"Did you find what you were looking for?"
I freeze, the folder still open in my hands. Roman stands in the doorway, his expression unreadable. I didn't hear him approach—too absorbed in the horror of discovering just how thoroughly I've been studied.
"What is this?" I ask, my voice barely above a whisper.
Roman enters the office with unhurried confidence, closing the door behind him. "Research," he says simply. "I told you I'm thorough."
"Thorough?" I repeat, a hysterical edge to my laughter. "This is—this is stalking, Roman. You've been watching me for months."

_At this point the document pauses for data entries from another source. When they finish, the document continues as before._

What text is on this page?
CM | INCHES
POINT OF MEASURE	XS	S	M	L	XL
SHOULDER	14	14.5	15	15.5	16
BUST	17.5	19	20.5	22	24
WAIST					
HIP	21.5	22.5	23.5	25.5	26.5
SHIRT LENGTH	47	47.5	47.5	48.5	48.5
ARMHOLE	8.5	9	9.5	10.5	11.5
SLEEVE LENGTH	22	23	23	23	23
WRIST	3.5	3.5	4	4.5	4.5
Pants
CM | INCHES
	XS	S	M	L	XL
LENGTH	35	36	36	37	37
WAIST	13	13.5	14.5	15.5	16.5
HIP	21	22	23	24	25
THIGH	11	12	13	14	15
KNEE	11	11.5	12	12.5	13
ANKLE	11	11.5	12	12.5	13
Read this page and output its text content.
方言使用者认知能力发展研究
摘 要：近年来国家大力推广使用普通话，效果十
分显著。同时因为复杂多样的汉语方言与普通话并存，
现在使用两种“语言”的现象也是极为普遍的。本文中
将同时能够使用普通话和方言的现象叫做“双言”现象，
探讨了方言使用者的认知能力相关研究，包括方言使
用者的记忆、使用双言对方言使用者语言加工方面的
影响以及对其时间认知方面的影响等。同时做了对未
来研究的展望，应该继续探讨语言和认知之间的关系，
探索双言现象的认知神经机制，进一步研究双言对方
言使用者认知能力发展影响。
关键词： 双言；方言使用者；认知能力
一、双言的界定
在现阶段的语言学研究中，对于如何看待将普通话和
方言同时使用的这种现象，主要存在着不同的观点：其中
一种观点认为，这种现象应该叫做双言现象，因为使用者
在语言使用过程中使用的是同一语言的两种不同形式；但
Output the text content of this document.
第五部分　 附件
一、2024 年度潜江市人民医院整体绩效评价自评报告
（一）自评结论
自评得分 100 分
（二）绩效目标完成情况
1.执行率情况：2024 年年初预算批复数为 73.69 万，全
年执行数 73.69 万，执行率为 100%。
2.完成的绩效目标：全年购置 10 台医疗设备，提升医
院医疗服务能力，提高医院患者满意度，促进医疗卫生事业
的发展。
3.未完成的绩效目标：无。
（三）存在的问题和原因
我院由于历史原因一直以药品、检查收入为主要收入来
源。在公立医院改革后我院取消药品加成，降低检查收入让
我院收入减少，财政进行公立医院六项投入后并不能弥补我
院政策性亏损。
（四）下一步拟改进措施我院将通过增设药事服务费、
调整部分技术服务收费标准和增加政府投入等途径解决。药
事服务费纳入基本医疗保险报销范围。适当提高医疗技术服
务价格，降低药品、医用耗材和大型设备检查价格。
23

He takes the folder from my unresisting hands, glancing at the contents before closing it with deliberate care. "I prefer to think of it as due diligence. I don't enter into any arrangement without complete information."
"Complete information," I echo. "You have my medical records. Photos of me when I had no idea I was being watched. Notes about—" I swallow hard, remembering some of the more intimate observations. "This goes far beyond 'due diligence.'"
Roman places the folder back in the drawer, his movements precise and controlled. "When I want something, Delilah, I learn everything about it. Every strength, every weakness, every potential point of resistance or surrender." His eyes meet mine, cold and unapologetic. "I wanted you."
A chill runs through me. "You make me sound like a corporate acquisition."
"In some ways, the process is similar," he acknowledges without a hint of shame. "Identification of the target. Information gathering. Strategic approach. Negotiation. Completion." His lips curve in a slight smile. "Though I assure you, my interest in you is far more personal than any business deal."
I back away, needing distance from him. "This isn't normal, Roman. You understand that, right? Normal people don't compile dossiers on people they're interested in."
"I have never aspired to normalcy," he says, following my retreat with measured steps. "Normal is average. Mediocre. Ineffective." His voice drops lower. "I am none of those things."
"You've been watching me for weeks," I say again, trying to wrap my mind around the implications. "Before the club. Before any of this."
"Yes." No denial, no justification.
"Why? How did you even know who I was?"
Something flickers in his eyes—a hesitation so brief I might have imagined it. "I saw you at the university library. You were researching Victorian literature, completely absorbed in a world long dead. I was there for a board meeting—I fund the rare book collection." He takes another step toward me. "You didn't notice me, but I noticed you. Your focus. Your passion. The way you bit your lip when you were concentrating."
I remember that day—or at least, I think I do. Six months ago, researching for my dissertation proposal. I have no memory of seeing Roman.
"So you just... what? Decided to stalk me based on seeing me once in a library?"
"I decided to learn more about you," he corrects. "Which led to learning more, which led to..." He gestures between us. "This inevitability."
"There was nothing inevitable about this," I protest. "You engineered it. You researched me, tracked my finances, waited until I was at my most desperate, and then arranged to be at that club the exact night Jessie brought me there." A horrible thought occurs to me. "Did you pay Jessie to bring me there?"
Roman's expression hardens. "I don't need to pay people to manipulate circumstances, Delilah. I simply observe and anticipate. Your friend's suggestion was her own, though certainly convenient for my purposes."
I wrap my arms around myself, suddenly cold despite the perfectly regulated temperature of the penthouse. "This is too much, Roman. It's not just controlling, it's... obsessive."
"Yes," he agrees without hesitation. "I am obsessive about what matters to me. About what belongs to me."
"I don't belong to you," I say automatically. "Not beyond the terms of our contract."
His eyes darken. "Don't you?" In two swift steps, he closes the distance between us, his hand cupping my face with a gentleness that contrasts with the intensity of his gaze. "Your body responds to my touch like it was made for me. Your mind engages with mine in ways you've never experienced with anyone else. You're sleeping better, eating better, thinking more clearly than you have in years." His thumb brushes across my lower lip. "Tell me you don't feel the connection between us, Delilah. Tell me you don't belong with me."
I want to deny it. I should deny it. But there's a terrible truth in his words that I can't seem to reject. My body does respond to him in ways I've never experienced. My mind does find a strange compatibility with his, despite our different backgrounds and values. And yes, I am healthier, more rested, more focused than I've been since my parents died.
But at what cost?
"I need some space," I say, pulling away from his touch. "This is... a lot to process."
Something dangerous flashes in his eyes. "Space," he repeats, the word sounding like a foreign concept in his mouth. "No."
"No?" I blink at him. "Roman, I'm not asking to leave. I just need a few hours to think about what I've discovered."